Uniformly positive (>80%) HER2 expression maximizes sensitivity and specificity for prediction of response to trastuzumab in CALGB 9840.

Abstract

Abstract Abstract #6046 Purpose: The recent ACO/CAP guidelines revised the cut-point for HER2 expression by immunohistochemistry (IHC) from 10% up to 30%. Recently we showed that heterogeneity of expression is a function of the assessed biomarker and, for HER2, >80% area of expression was most prognostic and predictive. Here we test this hypothesis in CALGB 9840, a prospective cooperative group clinical trial of Paclitaxel (P) and Trastuzumab (T).
 Experimental Design: Tissue from 274 cases selected from cases with available slides from the TH arm were first scored by pathologists as 0-3+, but then again scored to assess percentage of tissue staining with prospectively chosen cut points of >10%, >30% or >80%. Response was assessed by modified RECIST criteria, including complete and partial response. Stable disease and progressive disease were considered non-response.
 Results: Amongst the 176 cases treated with P+T there were 90 (52%) responses (PR+CR), 3 cases were unevaluable for response. In the subset of cases treated with T, there was inconsistent differences in the >10% vs the >30% categories but the >80% category was uniformly statistically significantly predictive of response. Receiver Operator Characteristic (ROC) curves constructed to assess prediction of response showed areas under the curves (AUC) of 0.59 for IHC and 0.60 for FISH suggesting both are failed tests for defining an optimal cut-point. However, selecting only the cases scored as 3+ shows an AUC of 0.72 and the optimal cut-point is for the test is at 95% positive 3+ HER2 staining. This modification of the cut-point would have denied T to 6 of the 49 patients who responded to therapy in the 3+ group. However, there were also 41 (of 86) patients in the 0,1+ and 2+ groups that responded to therapy, raising the possibility that the response in those 6 patients may have been unrelated to T therapy.

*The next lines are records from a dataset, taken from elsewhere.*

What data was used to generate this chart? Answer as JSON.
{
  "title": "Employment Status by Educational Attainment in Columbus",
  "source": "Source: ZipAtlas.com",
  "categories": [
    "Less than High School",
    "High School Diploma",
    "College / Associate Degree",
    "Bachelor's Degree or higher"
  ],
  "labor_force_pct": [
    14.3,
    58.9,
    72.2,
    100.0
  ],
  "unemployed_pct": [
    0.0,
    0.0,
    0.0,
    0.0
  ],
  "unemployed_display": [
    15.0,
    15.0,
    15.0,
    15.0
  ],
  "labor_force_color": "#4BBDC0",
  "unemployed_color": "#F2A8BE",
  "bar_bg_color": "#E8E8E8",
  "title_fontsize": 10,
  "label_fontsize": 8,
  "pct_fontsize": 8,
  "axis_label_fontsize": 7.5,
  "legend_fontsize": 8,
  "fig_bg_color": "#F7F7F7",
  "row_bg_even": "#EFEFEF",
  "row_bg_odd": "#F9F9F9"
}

 Conclusions: When using clinical outcome to assess the value of the current tests for prediction of response to T, ROC curves suggest that both the old and new HER2 tests fail at defining an optimal cut-point. However, using only strongly positive cases (3+), an acceptable test can be achieved which is maximized at 95% area of expression. This cut-point, while statistically rigorous, is limited by the fact that the patients were treated with both P and T. This result suggests a similar analysis is warranted on a larger cohort of T treated patients, perhaps in the adjuvant or neoadjuvant setting. The availability of other options for HER2 amplified cases (ie lapatinib) and the increased use of T in the adjuvant setting warrant optimization of tests for the best possible patient selection. Citation Information: Cancer Res 2009;69(2 Suppl):Abstract nr 6046.